Ho’oponopono ist eine Tradition der „geistigen Reinigung“ aus Hawaii, die in ähnlicher Form im gesamten Südpazifischen Raum vorkam. Gibt es Streit oder ist jemand krank, kommen die Familienmitglieder zusammen und halten gemeinsam Rituale und Gebete ab. Das Problem soll gelöst werden, miteinander. Die ältesten Familienmitglieder leiten meist die Treffen. Der Ausgangspunkt ist, dass eine Krankheit oder Unstimmigkeit durch Schuldgefühle, Tabubrüche, Anschuldigungen oder fehlende Vergebung entsteht. Bei den Ho’oponopono-Treffen kann das alles aufgelöst werden, um sich zum Guten zu wenden. Die Probleme werden angesprochen, es wird gemeinsam gesungen und/oder gebetet und es wird gegenseitig um Verzeihung gebeten. Das Wort Ho’oponopono bedeutet „etwas zurechtrücken, richtigstellen“ und wird auch als „Weg zur Vollkommenheit“ bezeichnet. Hawaiianische Gerichte des späten 20. Jahrhunderts begannen bei manchen Delikten, sowohl Jugendliche als auch Erwachsene zur Abhaltung eines Ho’oponopono zu verurteilen.


Weiterentwicklung

Aus den traditionellen Ho’oponopono Methoden wurden Formen der Anwendung für die heutige Zeit entwickelt, die man auch alleine durchführen kann. Dabei wird Wert auf die Erkenntnis gelegt, dass alles mit allem verbunden ist, dass man selbst eine 100%ige Verantwortung trägt und sich selbst verzeihen und lieben soll.

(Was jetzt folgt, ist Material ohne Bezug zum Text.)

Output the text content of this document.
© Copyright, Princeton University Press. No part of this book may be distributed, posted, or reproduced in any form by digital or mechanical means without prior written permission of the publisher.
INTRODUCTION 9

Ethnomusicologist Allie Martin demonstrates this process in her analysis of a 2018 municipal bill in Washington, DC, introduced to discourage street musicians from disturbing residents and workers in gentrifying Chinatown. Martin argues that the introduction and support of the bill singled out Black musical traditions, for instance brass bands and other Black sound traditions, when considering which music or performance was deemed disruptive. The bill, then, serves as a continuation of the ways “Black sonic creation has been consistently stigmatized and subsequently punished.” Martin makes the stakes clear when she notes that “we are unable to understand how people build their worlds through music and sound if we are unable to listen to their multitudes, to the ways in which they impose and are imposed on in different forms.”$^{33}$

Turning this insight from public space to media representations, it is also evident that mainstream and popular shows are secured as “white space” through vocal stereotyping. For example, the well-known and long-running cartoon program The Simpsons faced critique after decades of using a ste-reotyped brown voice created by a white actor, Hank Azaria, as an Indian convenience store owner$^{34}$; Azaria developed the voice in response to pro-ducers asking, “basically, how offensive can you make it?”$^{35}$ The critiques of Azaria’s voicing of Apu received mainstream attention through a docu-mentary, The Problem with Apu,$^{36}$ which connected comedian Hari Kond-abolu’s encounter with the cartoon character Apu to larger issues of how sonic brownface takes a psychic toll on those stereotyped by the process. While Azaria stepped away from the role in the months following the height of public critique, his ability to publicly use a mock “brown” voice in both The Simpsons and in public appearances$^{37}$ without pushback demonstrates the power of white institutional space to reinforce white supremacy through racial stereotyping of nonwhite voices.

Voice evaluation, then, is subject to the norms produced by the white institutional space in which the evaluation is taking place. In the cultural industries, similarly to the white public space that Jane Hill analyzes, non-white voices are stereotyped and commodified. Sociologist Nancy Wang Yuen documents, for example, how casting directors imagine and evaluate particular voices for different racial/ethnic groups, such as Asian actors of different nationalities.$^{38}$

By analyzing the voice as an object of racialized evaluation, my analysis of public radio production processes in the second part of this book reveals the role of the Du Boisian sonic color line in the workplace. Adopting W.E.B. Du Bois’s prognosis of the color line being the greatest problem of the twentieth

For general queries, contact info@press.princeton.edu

Die hawaiianische Kahuna-Heilerin Morrnah Simeona (1913-1992) beschreibt Probleme als Auswirkungen von negativem Karma. Jeder ist selbst Schöpfer seiner Lebensumstände, jedes Fehlverhalten dieses und vergangener Leben im Gedächtnis gespeichert. Ziel von Simeonas Methode ist es, sich und andere durch Gebete aus karmischen Verbindungen zu befreien und schmerzhafte Erinnerungen in „Reines Licht“ umzuwandeln. Simeona hat die drei Bestandteile des Selbst in den Ho’oponopono Prozess integriert: Unihipili = Kind, Unterbewußtes, Uhane = Mutter, Bewußtes, Aumakua = Vater, Überbewußtes. Sind diese drei (durch Ho’oponopono) im Einklang, bewegt sich der Mensch wieder im Rhythmus des Göttlichen.


Lieben und Verzeihen

Der ehemalige Mitarbeiter von Morrnah Simeona, Dr. Ihaelakala Hew Len, entwickelte die „Liebes- und Verzeihensarbeit“ die vier Schritte umfaßt, die man oft mehrmals wiederholt:

1. Die Situation in sich bestätigen. Bsp.: Womit habe ich diese Situation, diese Krankheit in mein Leben gezogen? (Diese Frage stellt man sich auch, wenn es um die Probleme oder Krankheit anderer geht. Man fragt immer sich selbst!) Hat man Antwort/en gefunden, bekommen diese Gefühle und Erkenntnisse Anerkennung mit den Worten: „Es tut mir leid.
2. Die Erkenntnisse in sich zu lieben: „Ich liebe mich.
3. Man bedankt sich für die bevorstehende Umwandlung in sich: „Ich danke dafür.
4. Sich verzeihen: „Ich verzeihe mir.
Mit dem 5. und 6. Schritt übergibt man die Angelegenheit an das Göttliche:
5. Man übergibt die Situation in sich an das Göttliche zur Vollendung: „Ich übergebe es Gott.
6. Man läßt dem Gottes Willen freien Lauf und ist bereit, den Wandel zu bezeugen: „Ich bin bereit, ein Wunder zu bezeugen.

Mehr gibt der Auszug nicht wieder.